ArtFormer: Controllable Generation of Diverse 3D Articulated Objects
Jiayi Su, Youhe Feng, Zheng Li, Jinhua Song, Yangfan He, Botao Ren, Botian Xu
TL;DR
ArtFormer introduces a tree-structured articulation parameterization and a diffusion-based SDF shape prior to jointly generate high-quality geometry and kinematic relations for 3D articulated objects. A dedicated Articulation Transformer with tree-position embeddings and cross-attention enables conditional, autoregressive decoding of parts, while the shape prior ensures diverse yet plausible geometry. Experiments on text- and image-conditioned generation demonstrate strong geometry fidelity, accurate joint relations, and enhanced diversity compared with baselines, with additional support from ablations and human studies. The approach supports novel shape generation and editing, offering a flexible framework for scalable, controllable articulated object synthesis with potential applications in robotics and digital twins.
Abstract
This paper presents a novel framework for modeling and conditional generation of 3D articulated objects.
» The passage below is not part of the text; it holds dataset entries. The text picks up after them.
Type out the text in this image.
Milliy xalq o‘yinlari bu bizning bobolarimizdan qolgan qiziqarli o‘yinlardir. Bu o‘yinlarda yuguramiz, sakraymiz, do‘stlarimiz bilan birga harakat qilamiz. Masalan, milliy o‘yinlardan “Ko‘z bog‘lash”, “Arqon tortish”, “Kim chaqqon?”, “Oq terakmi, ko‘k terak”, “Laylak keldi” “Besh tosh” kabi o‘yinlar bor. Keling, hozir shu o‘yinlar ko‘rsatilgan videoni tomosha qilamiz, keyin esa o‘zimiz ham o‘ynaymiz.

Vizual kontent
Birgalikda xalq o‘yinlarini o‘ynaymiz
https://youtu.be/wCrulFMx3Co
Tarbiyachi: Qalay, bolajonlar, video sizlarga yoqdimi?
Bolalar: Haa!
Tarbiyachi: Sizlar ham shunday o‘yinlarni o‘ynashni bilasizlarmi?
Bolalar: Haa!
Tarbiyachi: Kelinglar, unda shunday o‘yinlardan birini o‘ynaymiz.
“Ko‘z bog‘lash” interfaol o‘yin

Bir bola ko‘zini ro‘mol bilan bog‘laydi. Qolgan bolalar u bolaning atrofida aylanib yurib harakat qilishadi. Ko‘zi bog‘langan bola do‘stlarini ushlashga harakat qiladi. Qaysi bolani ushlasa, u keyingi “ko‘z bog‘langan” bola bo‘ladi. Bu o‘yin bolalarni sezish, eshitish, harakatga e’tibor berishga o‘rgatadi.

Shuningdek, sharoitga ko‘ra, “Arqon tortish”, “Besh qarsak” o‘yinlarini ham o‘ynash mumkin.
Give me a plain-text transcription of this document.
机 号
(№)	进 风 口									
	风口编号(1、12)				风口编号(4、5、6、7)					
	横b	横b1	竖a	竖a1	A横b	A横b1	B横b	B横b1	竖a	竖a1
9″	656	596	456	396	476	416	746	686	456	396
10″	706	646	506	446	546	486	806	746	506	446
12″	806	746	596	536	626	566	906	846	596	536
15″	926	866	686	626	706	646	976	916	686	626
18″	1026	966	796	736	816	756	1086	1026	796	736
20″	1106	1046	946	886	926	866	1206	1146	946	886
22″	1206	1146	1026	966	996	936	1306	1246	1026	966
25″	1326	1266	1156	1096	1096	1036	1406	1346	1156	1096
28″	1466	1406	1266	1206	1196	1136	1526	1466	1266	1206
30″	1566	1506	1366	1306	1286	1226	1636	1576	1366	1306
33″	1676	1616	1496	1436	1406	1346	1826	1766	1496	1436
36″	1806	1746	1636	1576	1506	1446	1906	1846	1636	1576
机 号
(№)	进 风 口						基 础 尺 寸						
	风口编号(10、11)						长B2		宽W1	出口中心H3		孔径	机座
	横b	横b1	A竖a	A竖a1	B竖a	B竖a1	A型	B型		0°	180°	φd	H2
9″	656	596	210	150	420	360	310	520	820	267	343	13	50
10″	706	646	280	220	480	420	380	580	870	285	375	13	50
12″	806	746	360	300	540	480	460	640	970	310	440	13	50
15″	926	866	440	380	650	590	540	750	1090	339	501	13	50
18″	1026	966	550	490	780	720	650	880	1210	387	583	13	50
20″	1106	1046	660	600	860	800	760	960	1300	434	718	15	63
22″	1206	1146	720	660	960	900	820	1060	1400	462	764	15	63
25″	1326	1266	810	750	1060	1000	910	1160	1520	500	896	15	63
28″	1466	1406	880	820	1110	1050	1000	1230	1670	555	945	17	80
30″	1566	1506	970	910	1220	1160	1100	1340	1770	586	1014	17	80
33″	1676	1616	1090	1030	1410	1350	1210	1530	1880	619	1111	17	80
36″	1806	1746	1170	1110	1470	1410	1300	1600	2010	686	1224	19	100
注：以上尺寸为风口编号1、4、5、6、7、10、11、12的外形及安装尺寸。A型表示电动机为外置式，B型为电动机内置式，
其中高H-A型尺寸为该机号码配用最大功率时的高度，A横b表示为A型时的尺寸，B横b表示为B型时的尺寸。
Troubled by flexibility-quality tradeoffs, existing methods are often limited to using predefined structures or retrieving shapes from static datasets. To address these challenges, we parameterize an articulated object as a tree of tokens and employ a transformer to generate both the object's high-level geometry code and its kinematic relations. Subsequently, each sub-part's geometry is further decoded using a signed-distance-function (SDF) shape prior, facilitating the synthesis of high-quality 3D shapes. Our approach enables the generation of diverse objects with high-quality geometry and varying number of parts. Comprehensive experiments on conditional generation from text descriptions demonstrate the effectiveness and flexibility of our method.